Pope Francis led the many priests, bishops and cardinals present in a renewal of their priestly vows.

 

Young
 people write Pope’s Good
 Friday reflections

During this year dedicated to the younger generations, Pope Francis asked that the meditations for his Good Friday service be written by young people.

Twelve young women and three young men between the ages of 16 and 28 wrote the reflections and prayers read on Good Friday during the Stations of the Cross at Rome’s Colosseum – an event attended by the Pope and thousands of pilgrims, and one seen by potentially millions of television and online viewers.

The man coordinating the Papal assignment was Andrea Monda, a high school religion teacher in Rome, who tries to bring the existential periphery of religion class to the fore with his docu-style reality series, ‘Good Morning, Professor!’ which is broadcast on the Italian bishops’ television channel.

Monda looked for volunteers among his current and former students, and it unintentionally happened that more women than men wanted to take the challenge.

“Perhaps it’s because we are more apt to get involved; new things don’t scare us. Boys overthink it too much,” said Cecilia Nardini, one of the students.

 

Vatican
 denies Pope’s alleged comments on hell

The Vatican said comments attributed to Pope Francis denying the existence of hell are a product of an Italian journalist’s ‘reconstruction’ of the Pope’s remarks and not a faithful transcript of his real words.

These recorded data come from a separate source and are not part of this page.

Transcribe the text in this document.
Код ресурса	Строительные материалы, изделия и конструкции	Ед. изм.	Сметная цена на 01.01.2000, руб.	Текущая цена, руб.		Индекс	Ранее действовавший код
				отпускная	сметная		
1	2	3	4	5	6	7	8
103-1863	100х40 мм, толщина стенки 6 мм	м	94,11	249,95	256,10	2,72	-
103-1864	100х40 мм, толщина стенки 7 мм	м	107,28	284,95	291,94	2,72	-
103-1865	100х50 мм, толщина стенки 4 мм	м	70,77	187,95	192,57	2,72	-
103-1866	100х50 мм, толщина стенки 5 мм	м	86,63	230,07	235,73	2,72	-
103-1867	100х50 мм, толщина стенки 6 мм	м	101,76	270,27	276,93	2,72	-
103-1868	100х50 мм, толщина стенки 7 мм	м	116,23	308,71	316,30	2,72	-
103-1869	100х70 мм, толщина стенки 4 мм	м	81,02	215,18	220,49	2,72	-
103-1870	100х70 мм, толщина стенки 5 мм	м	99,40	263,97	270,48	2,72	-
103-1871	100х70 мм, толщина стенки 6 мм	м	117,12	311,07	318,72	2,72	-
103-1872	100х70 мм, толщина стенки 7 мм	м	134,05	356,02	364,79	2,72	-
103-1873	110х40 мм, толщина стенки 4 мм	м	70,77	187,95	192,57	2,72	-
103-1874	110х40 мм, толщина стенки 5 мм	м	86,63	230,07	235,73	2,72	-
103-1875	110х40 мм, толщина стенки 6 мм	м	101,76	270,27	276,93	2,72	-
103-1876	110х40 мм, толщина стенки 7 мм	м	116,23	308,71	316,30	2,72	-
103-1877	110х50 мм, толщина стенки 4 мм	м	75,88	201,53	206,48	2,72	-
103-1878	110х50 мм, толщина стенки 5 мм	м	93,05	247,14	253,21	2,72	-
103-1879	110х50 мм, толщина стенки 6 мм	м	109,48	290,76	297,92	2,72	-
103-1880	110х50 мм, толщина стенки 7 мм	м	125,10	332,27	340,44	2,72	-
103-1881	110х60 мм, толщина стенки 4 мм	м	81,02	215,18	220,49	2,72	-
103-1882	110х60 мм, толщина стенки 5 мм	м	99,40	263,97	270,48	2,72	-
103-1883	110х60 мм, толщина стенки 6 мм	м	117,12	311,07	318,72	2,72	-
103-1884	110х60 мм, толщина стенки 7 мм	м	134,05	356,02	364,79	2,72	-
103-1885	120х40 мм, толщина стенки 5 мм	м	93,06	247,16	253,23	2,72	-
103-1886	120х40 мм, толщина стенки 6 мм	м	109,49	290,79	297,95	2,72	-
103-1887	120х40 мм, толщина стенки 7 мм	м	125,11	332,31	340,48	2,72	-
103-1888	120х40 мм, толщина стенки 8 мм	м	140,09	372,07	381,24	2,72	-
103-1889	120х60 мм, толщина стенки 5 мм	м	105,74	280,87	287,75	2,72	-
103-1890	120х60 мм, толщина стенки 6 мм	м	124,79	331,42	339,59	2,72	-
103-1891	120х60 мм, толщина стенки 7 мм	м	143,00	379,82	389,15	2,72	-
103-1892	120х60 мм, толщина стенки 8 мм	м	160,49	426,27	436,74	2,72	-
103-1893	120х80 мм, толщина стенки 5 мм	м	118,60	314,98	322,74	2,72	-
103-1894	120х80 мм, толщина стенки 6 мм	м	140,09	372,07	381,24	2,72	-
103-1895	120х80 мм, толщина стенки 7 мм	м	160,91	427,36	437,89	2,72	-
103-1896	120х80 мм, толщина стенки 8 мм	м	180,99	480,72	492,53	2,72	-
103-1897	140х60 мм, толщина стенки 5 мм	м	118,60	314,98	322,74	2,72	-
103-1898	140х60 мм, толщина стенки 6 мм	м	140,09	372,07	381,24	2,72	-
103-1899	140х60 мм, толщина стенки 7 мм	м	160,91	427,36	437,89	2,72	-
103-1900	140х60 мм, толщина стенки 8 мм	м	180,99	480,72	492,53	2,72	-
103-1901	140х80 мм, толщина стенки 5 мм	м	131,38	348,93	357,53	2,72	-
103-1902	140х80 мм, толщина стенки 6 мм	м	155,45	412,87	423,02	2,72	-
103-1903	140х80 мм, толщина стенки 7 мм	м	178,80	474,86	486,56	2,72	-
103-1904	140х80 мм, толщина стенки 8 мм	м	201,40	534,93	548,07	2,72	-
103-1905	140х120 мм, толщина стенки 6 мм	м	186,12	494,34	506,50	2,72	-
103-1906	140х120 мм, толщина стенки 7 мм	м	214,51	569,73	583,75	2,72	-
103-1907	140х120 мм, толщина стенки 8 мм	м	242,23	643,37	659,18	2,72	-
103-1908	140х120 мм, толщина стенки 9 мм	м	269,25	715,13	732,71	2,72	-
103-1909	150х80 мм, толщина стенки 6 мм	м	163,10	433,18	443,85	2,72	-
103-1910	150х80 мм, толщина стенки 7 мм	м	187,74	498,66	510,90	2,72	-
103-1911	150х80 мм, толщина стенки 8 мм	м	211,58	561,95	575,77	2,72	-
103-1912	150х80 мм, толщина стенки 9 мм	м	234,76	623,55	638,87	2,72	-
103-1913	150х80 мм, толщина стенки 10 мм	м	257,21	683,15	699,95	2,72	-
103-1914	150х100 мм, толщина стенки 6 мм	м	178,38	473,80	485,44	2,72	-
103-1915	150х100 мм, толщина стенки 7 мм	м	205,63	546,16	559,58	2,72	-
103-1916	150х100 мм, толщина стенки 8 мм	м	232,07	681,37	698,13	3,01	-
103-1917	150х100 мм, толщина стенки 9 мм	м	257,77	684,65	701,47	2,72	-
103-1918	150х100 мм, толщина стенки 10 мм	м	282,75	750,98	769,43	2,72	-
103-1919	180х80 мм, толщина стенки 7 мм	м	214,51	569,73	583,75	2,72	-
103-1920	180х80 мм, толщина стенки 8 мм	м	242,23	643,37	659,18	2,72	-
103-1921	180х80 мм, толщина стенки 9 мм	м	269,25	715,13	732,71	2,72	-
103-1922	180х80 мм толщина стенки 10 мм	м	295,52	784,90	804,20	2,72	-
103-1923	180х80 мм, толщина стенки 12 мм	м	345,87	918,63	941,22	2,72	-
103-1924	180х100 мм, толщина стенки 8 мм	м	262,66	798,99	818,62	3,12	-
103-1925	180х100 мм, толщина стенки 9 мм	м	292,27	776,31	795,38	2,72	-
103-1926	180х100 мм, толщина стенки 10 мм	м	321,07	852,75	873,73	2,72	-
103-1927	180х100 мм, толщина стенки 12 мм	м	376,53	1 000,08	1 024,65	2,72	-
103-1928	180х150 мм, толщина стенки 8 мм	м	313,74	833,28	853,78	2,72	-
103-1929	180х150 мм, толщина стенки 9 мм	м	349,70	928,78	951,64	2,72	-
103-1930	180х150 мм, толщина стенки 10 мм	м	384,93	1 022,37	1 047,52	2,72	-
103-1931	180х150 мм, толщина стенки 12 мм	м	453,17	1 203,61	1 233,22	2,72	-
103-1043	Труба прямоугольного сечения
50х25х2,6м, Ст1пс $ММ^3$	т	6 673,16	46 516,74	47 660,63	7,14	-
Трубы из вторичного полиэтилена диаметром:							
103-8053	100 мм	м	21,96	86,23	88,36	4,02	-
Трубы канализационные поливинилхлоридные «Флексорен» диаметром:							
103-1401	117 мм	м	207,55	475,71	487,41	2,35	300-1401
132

Eugenio Scalfari, a co-founder and former editor of La Repubblica, an Italian daily, said Pope Francis – with whom he has had several telephone conversations and face-to-face meetings – invited him to his residence on March 27.

During their conversation, Scalfari (93) an avowed atheist, claims the Pope said that while the souls of repentant sinners “receive the forgiveness of God and go among the line of souls who contemplate him, the souls of those who are unrepentant, and thus cannot be forgiven, disappear”.

“Hell does not exist, the disappearance of sinful souls exists,” Scalfari claims the Pope said.

The Italian journalist has explained on more than one occasion that he does not take notes or record his conversations with the Pope; he re-creates them afterward from memory, including the material he puts in quotation marks.